The tone of these messages is one of great concern. We are compelled to ask, why would Cyndi Darling, DEP's project manager in Bangor, feel the need to initiate these messages on Jan. 1, a day that for most of the world (including most State bureaucrats) is a legal holiday? (See Cyndi's Outstanding Bureaucratic Service Award, Dispatch #15) And how telling is it that her message went first to Tom Doyle, attorney for G-P at the time (or was he already working for Casella by Jan. 1 of this year?). Of particular interest are the marching orders from Alan Stearns, the Governor's assistant: "tighten this up ... make the meeting happen ... keep me in the loop." The tightened process apparently worked out. By the end of the month Brewer had withdrawn its request for BEP jurisdiction, though the full story of how that happened is only partly known.

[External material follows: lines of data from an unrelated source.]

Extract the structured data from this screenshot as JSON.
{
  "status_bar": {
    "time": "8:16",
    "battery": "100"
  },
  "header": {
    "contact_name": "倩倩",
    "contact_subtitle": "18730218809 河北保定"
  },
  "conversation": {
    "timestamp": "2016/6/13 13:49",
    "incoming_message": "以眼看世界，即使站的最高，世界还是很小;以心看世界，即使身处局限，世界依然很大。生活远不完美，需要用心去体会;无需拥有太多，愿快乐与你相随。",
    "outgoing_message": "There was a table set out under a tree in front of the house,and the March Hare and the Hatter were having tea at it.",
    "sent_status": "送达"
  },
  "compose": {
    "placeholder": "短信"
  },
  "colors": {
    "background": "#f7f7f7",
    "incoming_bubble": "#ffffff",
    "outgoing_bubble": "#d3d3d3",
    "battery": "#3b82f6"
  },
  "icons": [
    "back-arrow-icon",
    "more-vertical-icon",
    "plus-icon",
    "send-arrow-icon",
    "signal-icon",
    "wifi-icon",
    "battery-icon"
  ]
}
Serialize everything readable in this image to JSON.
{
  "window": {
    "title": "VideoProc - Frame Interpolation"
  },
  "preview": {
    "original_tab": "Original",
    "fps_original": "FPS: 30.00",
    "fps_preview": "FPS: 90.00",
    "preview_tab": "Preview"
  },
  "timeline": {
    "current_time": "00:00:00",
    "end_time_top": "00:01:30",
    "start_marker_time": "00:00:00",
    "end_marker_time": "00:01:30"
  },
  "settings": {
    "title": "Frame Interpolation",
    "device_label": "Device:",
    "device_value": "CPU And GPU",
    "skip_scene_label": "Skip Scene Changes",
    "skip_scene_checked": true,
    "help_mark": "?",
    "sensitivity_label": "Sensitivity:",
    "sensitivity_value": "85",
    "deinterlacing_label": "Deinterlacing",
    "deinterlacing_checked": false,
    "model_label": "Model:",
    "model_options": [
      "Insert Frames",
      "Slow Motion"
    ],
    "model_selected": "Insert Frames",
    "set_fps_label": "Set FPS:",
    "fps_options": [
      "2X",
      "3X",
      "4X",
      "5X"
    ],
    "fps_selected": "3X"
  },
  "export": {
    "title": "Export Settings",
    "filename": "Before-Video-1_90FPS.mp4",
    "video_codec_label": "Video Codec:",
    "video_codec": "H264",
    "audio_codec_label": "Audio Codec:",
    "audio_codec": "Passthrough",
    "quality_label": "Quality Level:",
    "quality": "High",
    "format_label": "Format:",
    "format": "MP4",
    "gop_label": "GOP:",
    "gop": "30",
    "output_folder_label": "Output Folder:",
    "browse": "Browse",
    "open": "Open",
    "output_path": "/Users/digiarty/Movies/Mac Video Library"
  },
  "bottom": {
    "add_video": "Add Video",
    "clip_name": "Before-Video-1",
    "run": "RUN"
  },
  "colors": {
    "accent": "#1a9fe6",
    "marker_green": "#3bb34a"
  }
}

Just as we asked about the memo in Dispatch #4, who are these people working for? Tom Doyle clearly is "in the loop" -- he's getting e-mails from the State on holiday. Alan Stearns also is in the loop, though from his perspective the loop needs to be "tightened up" a bit. Who is not in the loop? Certainly the five people and organizations who asked for a public hearing about this project are not in the loop. And the citizens of the Old Town region are not in the loop. Cyndi Darling is not calling us up on holidays to give us the latest skinny. That's a fact.